Congress gave employers permission to discriminate based on sex — but not on race — but only when gender is essential to the primary function of the job. Playboy was allowed to hire only female “Bunnies,” for example, because their dominant function is to sexually entice heterosexual male customers.  Hooters has been hit with class-action lawsuits for hiring only ” Hooters Girls” as servers, and settled by agreeing to hire men as bartenders and hosts, but has stuck to its all-women server policy. As the Hooters website says of its idealized “Hooters Girl”: “a waitress she is not.”

ABC is no Hooters. But its “Bachelor” case also forced it to defend its decisions about who to hire. And it won a resounding courtroom victory when it used the First Amendment to defend itself against a race discrimination lawsuit claiming it intentionally hired only white Bachelors and Bachelorettes. (Age and looks weren’t an issue in this case, given that everyone involved in the dating franchise is young and almost universally regarded as attractive.)

Nathaniel Claybrooks and Christopher Johnson, two African Americans, sued ABC after being rejected as applicants to be the “Bachelor” in 2011.  They said in their Nashville, Tennessee lawsuit that the “complete lack of people of color” in the two shows “is no accident.”

ABC responded by saying that the network shares the men’s “goals of reducing racial bias and prejudice and fostering diversity,” and that it never discriminated “based on race in connection with the casting process” for the “Bachelor” and “Bachelorette” shows.

But ABC said that the First Amendment gives the network carte blanche to make casting decisions based on race, listing numerous shows where race-based casting decisions were made and should be allowed to continue under the First Amendment. It cited programs including “The Cosby Show” and “the Shahs of Beverly Hills.”

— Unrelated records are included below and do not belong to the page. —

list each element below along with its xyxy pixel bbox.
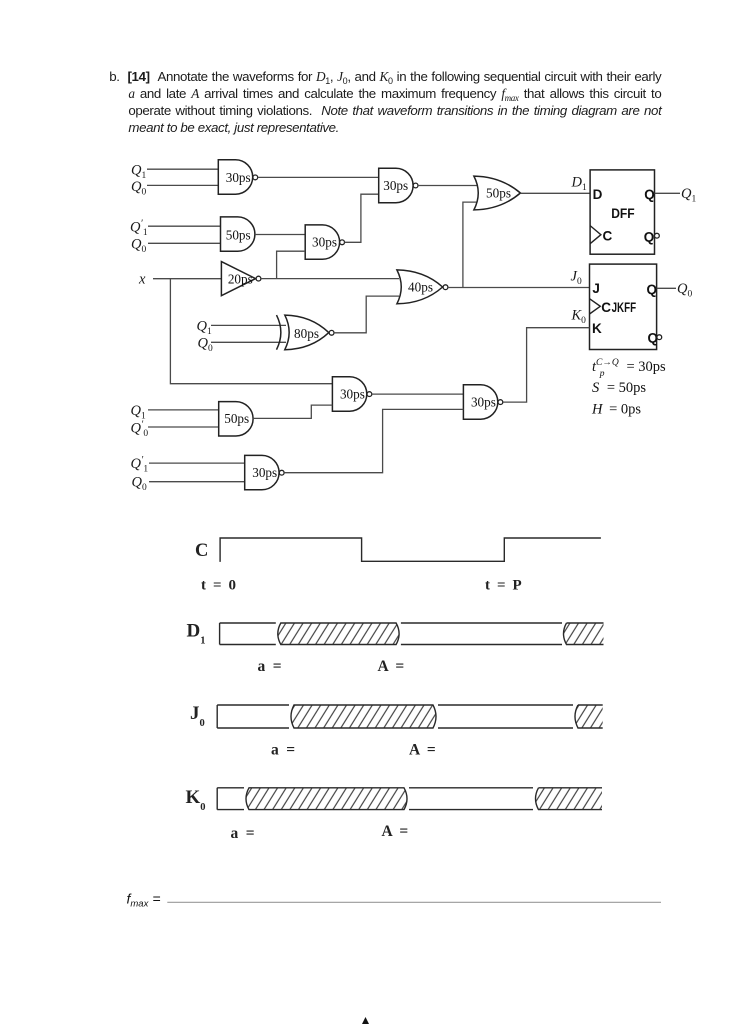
svg-text:30ps: 30ps <box>383 178 408 193</box>
svg-text:t = P: t = P <box>485 578 523 594</box>
wire <box>149 481 245 483</box>
svg-text:Q1: Q1 <box>197 319 212 338</box>
wire <box>148 426 219 428</box>
wire (x branch down to G8) <box>170 279 332 384</box>
wire <box>253 405 332 418</box>
svg-text:30ps: 30ps <box>312 235 337 250</box>
svg-text:JKFF: JKFF <box>612 300 637 315</box>
OR gate G9 50ps <box>474 176 521 210</box>
svg-text:K0: K0 <box>186 787 206 813</box>
waveform hatched region 2 (K0) <box>536 788 603 810</box>
svg-text:20ps: 20ps <box>228 271 253 286</box>
svg-text:Q: Q <box>647 282 658 297</box>
svg-text:Q′ 1: Q′ 1 <box>130 219 148 239</box>
svg-text:30ps: 30ps <box>471 395 496 410</box>
svg-text:A =: A = <box>378 658 406 675</box>
svg-text:DFF: DFF <box>611 206 635 221</box>
NOR gate G7 40ps <box>397 270 448 304</box>
svg-text:J0: J0 <box>190 703 205 729</box>
svg-text:K: K <box>592 321 602 336</box>
svg-text:50ps: 50ps <box>226 227 251 242</box>
wire <box>258 176 379 178</box>
svg-text:t = 0: t = 0 <box>201 578 238 594</box>
wire <box>147 184 218 186</box>
problem statement text <box>109 68 661 85</box>
wire (DFF Q out) <box>655 192 681 194</box>
wire <box>148 409 219 411</box>
svg-text:D1: D1 <box>571 175 587 194</box>
svg-text:80ps: 80ps <box>294 326 319 341</box>
waveform hatched region 1 (J0) <box>291 705 436 728</box>
svg-text:J0: J0 <box>571 269 582 288</box>
svg-text:Q1: Q1 <box>681 186 696 205</box>
wire <box>255 234 305 236</box>
svg-text:Q1: Q1 <box>131 403 146 422</box>
svg-text:Q0: Q0 <box>198 336 213 355</box>
wire <box>261 278 399 280</box>
answer blank line <box>167 901 661 903</box>
wire (JKFF K input) <box>503 328 589 402</box>
XNOR gate G6 80ps <box>277 315 335 350</box>
NAND gate G12 30ps <box>245 455 284 489</box>
wire <box>372 393 464 395</box>
wire (branch up to OR) <box>463 202 478 287</box>
AND gate G10 50ps <box>219 402 253 436</box>
svg-text:tC→Qp= 30ps: tC→Qp= 30ps <box>592 358 666 379</box>
wire <box>148 242 221 244</box>
svg-text:Q: Q <box>644 230 655 245</box>
svg-text:a =: a = <box>231 825 257 842</box>
svg-text:D1: D1 <box>187 621 206 647</box>
svg-text:S = 50ps: S = 50ps <box>592 380 646 396</box>
svg-text:50ps: 50ps <box>486 185 511 200</box>
svg-text:C: C <box>601 300 611 315</box>
waveform hatched region 2 (J0) <box>575 705 603 728</box>
svg-text:fmax=: fmax= <box>127 891 161 910</box>
svg-text:Q0: Q0 <box>677 281 692 300</box>
svg-text:A =: A = <box>409 742 437 759</box>
svg-text:a =: a = <box>258 658 284 675</box>
D flip-flop DFF <box>590 170 659 254</box>
waveform hatched region 1 (D1) <box>278 623 399 645</box>
svg-text:D: D <box>593 187 603 202</box>
flip-flop timing parameters <box>591 358 666 418</box>
waveform band K0 (plain segments) <box>217 788 533 810</box>
svg-text:a =: a = <box>271 742 297 759</box>
svg-text:Q′ 1: Q′ 1 <box>131 455 149 475</box>
JK flip-flop JKFF <box>590 264 662 349</box>
svg-text:Q0: Q0 <box>131 237 146 256</box>
svg-text:C: C <box>603 228 613 243</box>
wire <box>418 185 477 187</box>
wire <box>148 225 221 227</box>
svg-text:30ps: 30ps <box>252 465 277 480</box>
svg-text:A =: A = <box>382 823 410 840</box>
page number mark (cut off) <box>362 1017 369 1024</box>
svg-text:K0: K0 <box>571 308 587 327</box>
wire <box>153 278 221 280</box>
NAND gate G3 30ps <box>305 225 344 259</box>
wire <box>211 341 286 343</box>
svg-text:J: J <box>592 281 600 296</box>
svg-text:Q: Q <box>644 187 655 202</box>
waveform band D1 (plain segments) <box>220 623 562 645</box>
NAND gate G11 30ps <box>463 385 502 419</box>
NAND gate G8 30ps <box>332 377 371 411</box>
inverter G5 20ps <box>221 262 261 296</box>
waveform band J0 (plain segments) <box>217 705 573 728</box>
NAND gate G1 30ps <box>218 160 257 194</box>
wire <box>284 409 463 472</box>
svg-text:40ps: 40ps <box>408 280 433 295</box>
svg-text:C: C <box>195 541 208 561</box>
wire (OR out to DFF D) <box>520 192 590 194</box>
svg-text:30ps: 30ps <box>340 387 365 402</box>
waveform hatched region 1 (K0) <box>246 788 407 810</box>
wire (branch up to G3) <box>277 251 306 278</box>
wire <box>147 168 218 170</box>
wire (NOR out to JKFF J) <box>448 287 590 289</box>
waveform hatched region 2 (D1) <box>564 623 604 645</box>
svg-text:Q0: Q0 <box>132 475 147 494</box>
svg-text:30ps: 30ps <box>226 170 251 185</box>
clock waveform C <box>220 538 601 562</box>
wire <box>211 324 286 326</box>
NAND gate G2 30ps <box>379 168 418 202</box>
svg-text:50ps: 50ps <box>224 411 249 426</box>
AND gate G4 50ps <box>221 217 255 251</box>
wire (JKFF Q out) <box>657 287 676 289</box>
wire <box>334 296 399 333</box>
svg-text:H = 0ps: H = 0ps <box>591 402 641 418</box>
svg-text:Q′ 0: Q′ 0 <box>131 420 149 440</box>
svg-text:x: x <box>138 272 146 288</box>
svg-text:Q0: Q0 <box>131 179 146 198</box>
wire <box>149 462 245 464</box>
wire <box>345 194 379 242</box>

A federal judge in Tennessee agreed with ABC, dismissing the lawsuit in 2012. The judge praised the lawsuit for its “laudable” goals, but ruled that the First Amendment prevented Claybrooks and Johnson from “forcing” ABC to deviate from its all-white casting.

Eventually, diversity won the day — as Lindsay’s casting as the next “Bachelorette” shows. But the ruling was based on ABC’s decision that she would be the best Bachelorette, not a judge’s order.

ABC has made a bigger commitment to diversity in recent years, as the country evolves and networks increasingly recognize the value of courting non-white viewers. Two of television’s biggest recent hits are ABC’s “Black-ish” and Fox’s “Empire,” both of which have majority African-American casts.

The bottom line? The legal forecast isn’t clear when it comes to who networks can hire. But the demographic patterns — and business decisions — point toward a greater commitment to on-air diversity.

Never in the history of television has your local weather person been so unlikely to be a weatherman — especially an older white man.